L’informatique et l’Europe
C’est dans l’entreprise que
s’articulent l’automate programmable et l’être humain organisé. Il
n’est donc pas surprenant que l’informatique se soit développée aux
Etats-Unis : selon Gramsci, l’« hégémonie » - c’est-à-dire
la direction politique et intellectuelle de la société - a quitté
l’aristocratie pour passer en Europe à l’Etat, en Amérique à l’Entreprise.

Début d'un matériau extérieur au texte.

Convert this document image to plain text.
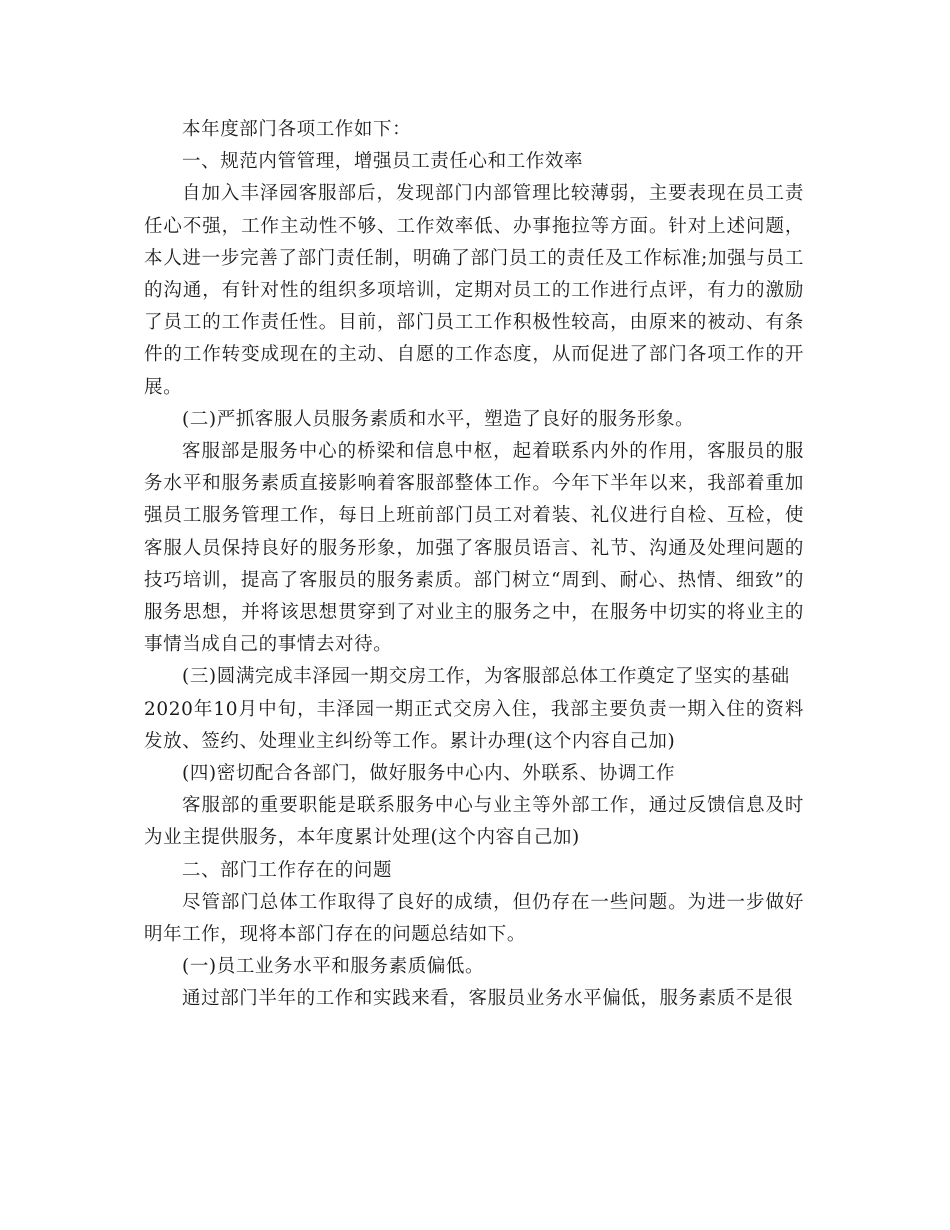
本年度部门各项工作如下：

一、规范内管管理，增强员工责任心和工作效率

自加入丰泽园客服部后，发现部门内部管理比较薄弱，主要表现在员工责任心不强，工作主动性不够、工作效率低、办事拖拉等方面。针对上述问题，本人进一步完善了部门责任制，明确了部门员工的责任及工作标准;加强与员工的沟通，有针对性的组织多项培训，定期对员工的工作进行点评，有力的激励了员工的工作责任性。目前，部门员工工作积极性较高，由原来的被动、有条件的工作转变成现在的主动、自愿的工作态度，从而促进了部门各项工作的开展。

(二)严抓客服人员服务素质和水平，塑造了良好的服务形象。

客服部是服务中心的桥梁和信息中枢，起着联系内外的作用，客服员的服务水平和服务素质直接影响着客服部整体工作。今年下半年以来，我部着重加强员工服务管理工作，每日上班前部门员工对着装、礼仪进行自检、互检，使客服人员保持良好的服务形象，加强了客服员语言、礼节、沟通及处理问题的技巧培训，提高了客服员的服务素质。部门树立“周到、耐心、热情、细致”的服务思想，并将该思想贯穿到了对业主的服务之中，在服务中切实的将业主的事情当成自己的事情去对待。

(三)圆满完成丰泽园一期交房工作，为客服部总体工作奠定了坚实的基础

2020年10月中旬，丰泽园一期正式交房入住，我部主要负责一期入住的资料发放、签约、处理业主纠纷等工作。累计办理(这个内容自己加)

(四)密切配合各部门，做好服务中心内、外联系、协调工作

客服部的重要职能是联系服务中心与业主等外部工作，通过反馈信息及时为业主提供服务，本年度累计处理(这个内容自己加)

二、部门工作存在的问题

尽管部门总体工作取得了良好的成绩，但仍存在一些问题。为进一步做好明年工作，现将本部门存在的问题总结如下。

(一)员工业务水平和服务素质偏低。

通过部门半年的工作和实践来看，客服员业务水平偏低，服务素质不是很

Les sectes protestantes chassées
d'Angleterre à partir du XVIème siècle ont importé en Amérique du Nord une éthique qui conjugue rigueur morale et
revendication de la liberté.
Dans la vie en société, ce point de vue encourage l'émergence de l'être
humain organisé pour l'action, c'est-à-dire de la libre entreprise. La
rencontre entre ce modèle et un territoire richement doté en ressources
naturelles a déterminé la formation des États-Unis.
En France, et plus généralement
en Europe, le modèle culturel hégémonique est l'État qui s’est construit
en imitant l’organisation de l’Eglise. La conception européenne de
l'entreprise est ainsi plus institutionnelle qu'économique : l'entreprise européenne
a hérité les formes hiérarchiques du catholicisme, se comporte comme si elle
devait être éternelle et pratique parfois un rituel proche de la liturgie. En
France, la majorité des dirigeants des plus grandes entreprises proviennent de
l'appareil d'État où ils se sont constitués le portefeuille de « relations »

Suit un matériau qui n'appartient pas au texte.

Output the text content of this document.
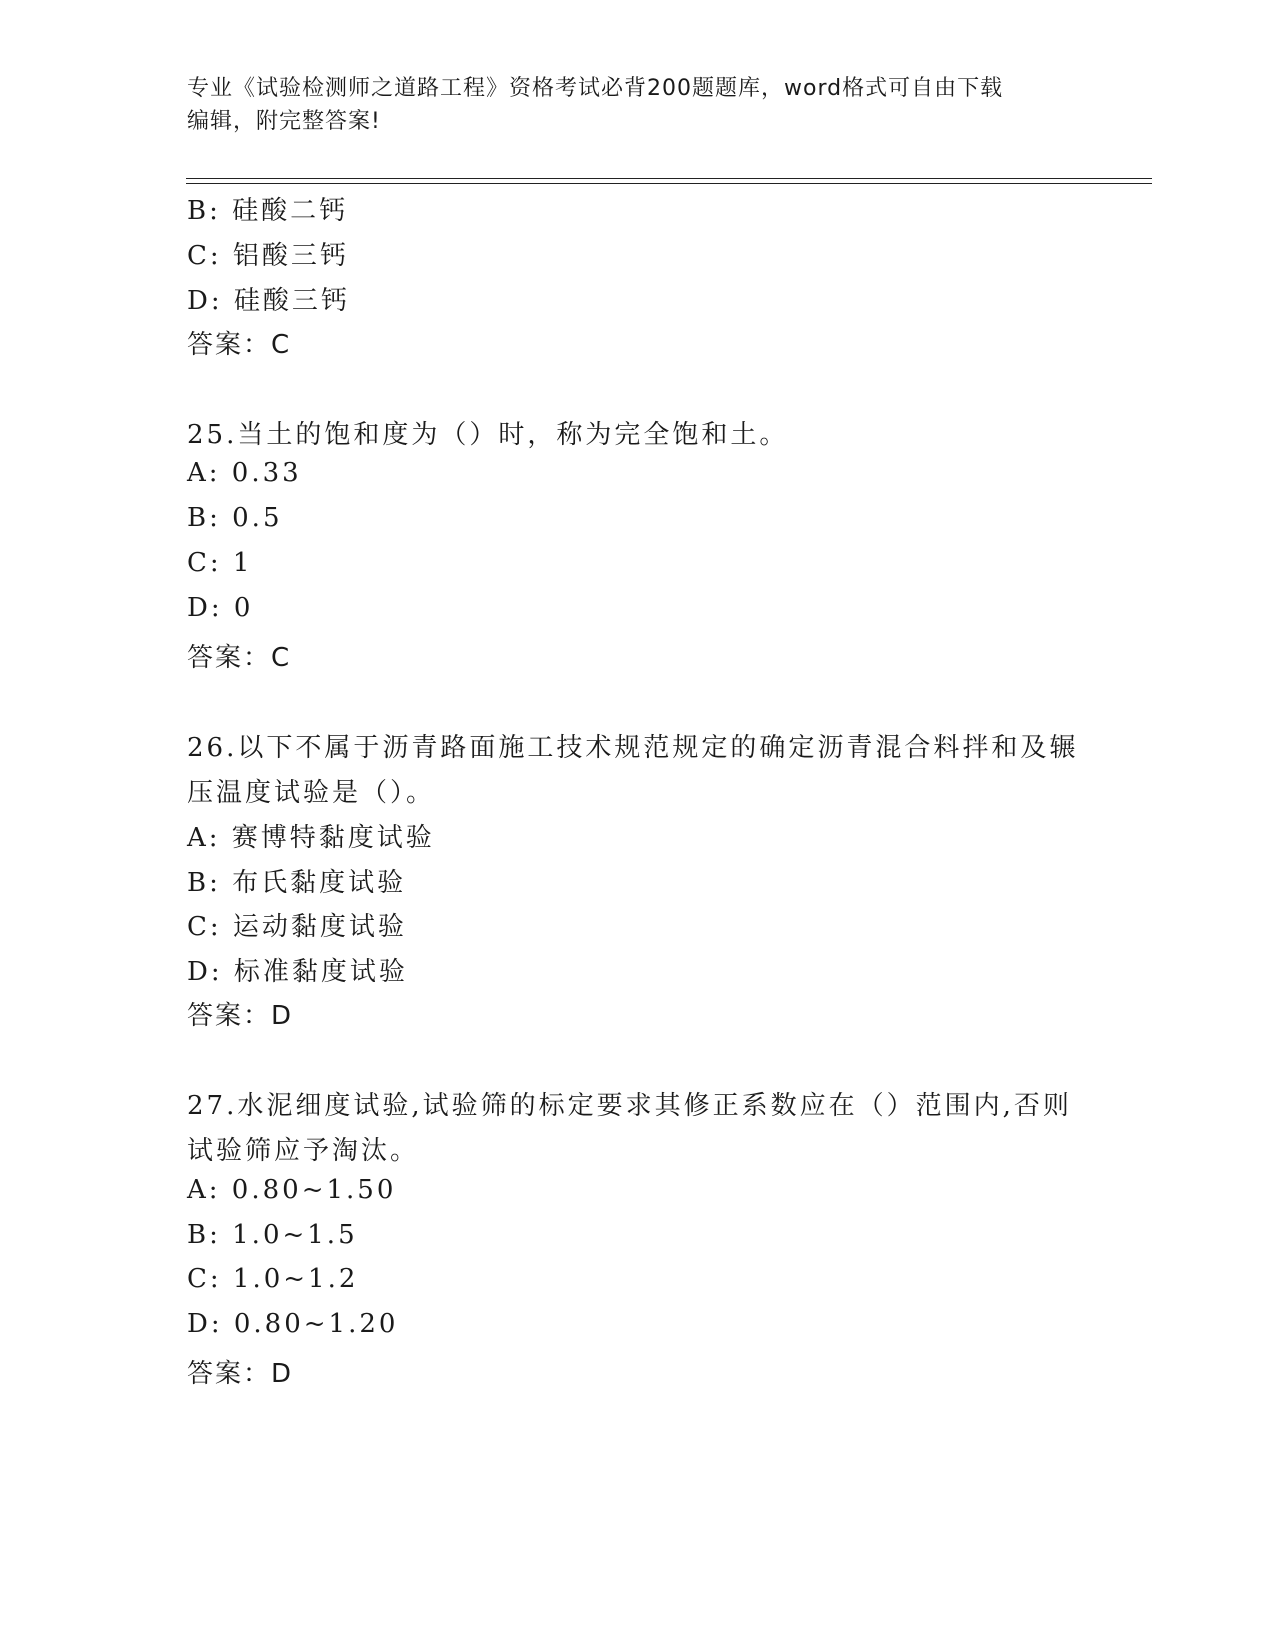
专业《试验检测师之道路工程》资格考试必背200题题库，word格式可自由下载
编辑，附完整答案!
B: 硅酸二钙
C: 铝酸三钙
D: 硅酸三钙
答案：C
25.当土的饱和度为（）时，称为完全饱和土。
A: 0.33
B: 0.5
C: 1
D: 0
答案：C
26.以下不属于沥青路面施工技术规范规定的确定沥青混合料拌和及辗
压温度试验是（）。
A: 赛博特黏度试验
B: 布氏黏度试验
C: 运动黏度试验
D: 标准黏度试验
答案：D
27.水泥细度试验,试验筛的标定要求其修正系数应在（）范围内,否则
试验筛应予淘汰。
A: 0.80~1.50
B: 1.0~1.5
C: 1.0~1.2
D: 0.80~1.20
答案：D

indispensable à leur légitimité. Les grandes entreprises françaises, étant
prestigieuses, ne croient pas avoir besoin d'innovateurs même quand elles
financent la recherche sur les sujets qui les intéressent traditionnellement.

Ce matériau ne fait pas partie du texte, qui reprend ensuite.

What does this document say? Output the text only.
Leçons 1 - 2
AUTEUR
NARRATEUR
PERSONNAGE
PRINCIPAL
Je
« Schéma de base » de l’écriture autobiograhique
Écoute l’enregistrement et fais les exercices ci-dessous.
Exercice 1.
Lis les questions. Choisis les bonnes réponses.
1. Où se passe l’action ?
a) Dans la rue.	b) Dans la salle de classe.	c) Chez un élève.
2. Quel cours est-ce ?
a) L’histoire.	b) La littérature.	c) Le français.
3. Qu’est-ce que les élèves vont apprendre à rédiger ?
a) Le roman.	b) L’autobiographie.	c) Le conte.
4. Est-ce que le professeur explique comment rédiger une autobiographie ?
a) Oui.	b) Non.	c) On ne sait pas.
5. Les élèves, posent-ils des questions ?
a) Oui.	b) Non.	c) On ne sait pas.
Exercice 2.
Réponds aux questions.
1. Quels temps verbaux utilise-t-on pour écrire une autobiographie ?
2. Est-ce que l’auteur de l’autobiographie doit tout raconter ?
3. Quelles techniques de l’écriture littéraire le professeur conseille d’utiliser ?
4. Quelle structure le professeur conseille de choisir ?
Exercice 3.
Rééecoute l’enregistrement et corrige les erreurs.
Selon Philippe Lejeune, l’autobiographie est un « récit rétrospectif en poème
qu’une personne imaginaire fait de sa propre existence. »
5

Les États-Unis ont une conception plus pure de l'entreprise et le sens pratique
leur est naturel.
C'est historiquement chez eux que le travail de bureau s'est industrialisé.
Leur avance en informatique en résulte.
Pourtant les origines
intellectuelles de l’informatique sont européennes, si l’on remonte à la
machine à calculer du Français Blaise Pascal (1623-1662), à la logique du
Saxon Gottfried Leibniz (1646-1716), et surtout aux recherches du Britannique
Charles Babbage (1791-1871) et de l’Allemand Konrad Zuse (1910-1995) ;
l'apport des européens aux développements récents a lui aussi été essentiel
: Alan Turing (la « machine de Turing ») et Tim Berners-Lee (le World Wide Web) sont britanniques, John von Neumann (la « machine de von Neumann »)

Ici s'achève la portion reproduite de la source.